I’m trying to use PeakVI to analyze a scATAC-seq dataset with two batches, where one is a multi-modal dataset with the cells co-profiled with scRNA-seq and the other run independently (just scATAC). The biggest difference in these two batches is that the counts are both lower and sparser for cells coming from the multimodal batch. While PeakVI seems to decrease this batch effect, it’s still present after training a PeakVI model with the batch_key representing the variable for multimodal vs scATAC. I still see the batches shifted on the UMAP from the model’s latent representation, and the clusters are quite skewed towards either scATAC cells or multimodal cells. In addition, the distributions of cell library size are still shifted between scATAC vs multimodal, when I calculate the library sizes by summing over the rounded reconstructed probabilities for each region [even when I run get_accessibility_estimates with normalize_cells and/or setting transform_batch to one of the batches]. I had initially thought that the cell-specific factor mentioned in the paper would take this into account, but I find that every cell gets a value of nearly 1, even though the raw library sizes have quite a wide distribution (and are shifted between the two batches). So I was wondering if you would have some advice on somehow tweaking the model somehow (or maybe the network architecture?) to more strongly remove the batch effect, or perhaps there is some way to force a more spread out distribution of cell-specific factors?

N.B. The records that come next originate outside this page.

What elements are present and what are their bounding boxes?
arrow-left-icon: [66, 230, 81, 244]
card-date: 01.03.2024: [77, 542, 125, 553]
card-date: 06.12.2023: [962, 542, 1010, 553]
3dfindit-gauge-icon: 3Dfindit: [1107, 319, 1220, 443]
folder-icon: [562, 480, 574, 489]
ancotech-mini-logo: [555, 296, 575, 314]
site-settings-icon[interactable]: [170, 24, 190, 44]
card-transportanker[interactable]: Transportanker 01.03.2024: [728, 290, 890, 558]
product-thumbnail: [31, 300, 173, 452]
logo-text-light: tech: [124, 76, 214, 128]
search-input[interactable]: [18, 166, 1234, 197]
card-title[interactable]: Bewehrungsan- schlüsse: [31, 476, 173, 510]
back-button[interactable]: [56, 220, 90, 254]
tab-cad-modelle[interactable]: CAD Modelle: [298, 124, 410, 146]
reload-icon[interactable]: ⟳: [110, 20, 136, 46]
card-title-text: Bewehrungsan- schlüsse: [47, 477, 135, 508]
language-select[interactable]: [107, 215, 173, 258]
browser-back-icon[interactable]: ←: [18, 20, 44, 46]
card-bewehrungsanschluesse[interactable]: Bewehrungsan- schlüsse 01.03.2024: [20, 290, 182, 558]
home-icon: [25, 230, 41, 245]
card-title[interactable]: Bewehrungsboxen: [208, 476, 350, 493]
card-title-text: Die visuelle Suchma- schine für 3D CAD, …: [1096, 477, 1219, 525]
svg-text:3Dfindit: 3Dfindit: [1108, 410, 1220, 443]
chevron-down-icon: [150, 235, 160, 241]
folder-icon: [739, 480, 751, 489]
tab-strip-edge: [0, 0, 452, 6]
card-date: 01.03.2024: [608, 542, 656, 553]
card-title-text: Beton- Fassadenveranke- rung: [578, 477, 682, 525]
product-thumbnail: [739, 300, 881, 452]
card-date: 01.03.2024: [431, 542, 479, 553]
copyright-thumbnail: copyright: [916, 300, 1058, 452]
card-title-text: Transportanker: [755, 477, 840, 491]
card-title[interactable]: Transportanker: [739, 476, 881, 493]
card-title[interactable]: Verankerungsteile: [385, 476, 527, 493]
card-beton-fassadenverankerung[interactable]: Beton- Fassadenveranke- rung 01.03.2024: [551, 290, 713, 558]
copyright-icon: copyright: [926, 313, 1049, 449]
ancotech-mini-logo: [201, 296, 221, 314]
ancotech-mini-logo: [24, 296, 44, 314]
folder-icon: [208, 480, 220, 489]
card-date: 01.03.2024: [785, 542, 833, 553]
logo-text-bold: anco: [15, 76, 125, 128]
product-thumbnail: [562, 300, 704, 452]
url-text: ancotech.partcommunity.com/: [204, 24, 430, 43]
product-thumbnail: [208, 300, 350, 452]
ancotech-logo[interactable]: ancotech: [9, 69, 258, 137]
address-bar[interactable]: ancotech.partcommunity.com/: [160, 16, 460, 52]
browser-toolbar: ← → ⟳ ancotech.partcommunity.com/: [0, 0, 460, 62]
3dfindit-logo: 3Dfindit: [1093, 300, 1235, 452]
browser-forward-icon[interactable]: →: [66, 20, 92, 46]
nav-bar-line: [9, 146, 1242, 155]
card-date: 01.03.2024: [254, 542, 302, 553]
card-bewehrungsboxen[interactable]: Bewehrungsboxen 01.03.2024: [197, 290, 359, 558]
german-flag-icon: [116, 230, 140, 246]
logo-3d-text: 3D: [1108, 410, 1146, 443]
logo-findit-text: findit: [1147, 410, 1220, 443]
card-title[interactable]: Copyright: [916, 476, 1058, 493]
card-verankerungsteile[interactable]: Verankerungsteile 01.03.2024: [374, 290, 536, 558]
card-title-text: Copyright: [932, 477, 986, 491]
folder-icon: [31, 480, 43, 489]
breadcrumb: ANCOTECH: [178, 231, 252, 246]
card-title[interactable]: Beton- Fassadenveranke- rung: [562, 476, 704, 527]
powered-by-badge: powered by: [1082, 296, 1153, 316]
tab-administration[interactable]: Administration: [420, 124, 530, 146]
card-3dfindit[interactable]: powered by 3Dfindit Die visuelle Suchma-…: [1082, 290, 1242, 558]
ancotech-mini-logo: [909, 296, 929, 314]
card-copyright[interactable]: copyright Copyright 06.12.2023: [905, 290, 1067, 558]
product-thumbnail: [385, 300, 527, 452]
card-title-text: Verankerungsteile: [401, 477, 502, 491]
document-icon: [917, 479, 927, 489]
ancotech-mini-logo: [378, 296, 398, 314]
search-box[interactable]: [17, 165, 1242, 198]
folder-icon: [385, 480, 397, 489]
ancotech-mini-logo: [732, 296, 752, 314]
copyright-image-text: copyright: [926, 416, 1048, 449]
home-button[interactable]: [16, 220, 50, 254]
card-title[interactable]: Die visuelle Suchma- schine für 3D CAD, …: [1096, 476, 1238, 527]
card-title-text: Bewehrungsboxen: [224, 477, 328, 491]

Are you using the same exact genomic features for both datasets? This could have a large impact.

Yes I’m using the same genomic features as I called peaks on the entire dataset combined. And I remove peaks that only have counts in one batch vs the other.

I’m also just curious why the cell-specific factor, which from my understanding should be taking adjusting for differences in library size, is so peaked at just under 1 (as in the paper as well, fig 1c). Especially in this case, I would perhaps expect one batch to have a slightly different peak than the other.

Actually, I’m so sorry, that is slightly incorrect. For this analysis, I am using a binned tile matrix of 5kb width. I have tried both binarizing the tile matrix before training the PeakVI model and using the full counts (with the idea that perhaps that would affect the library size factors), to the same result.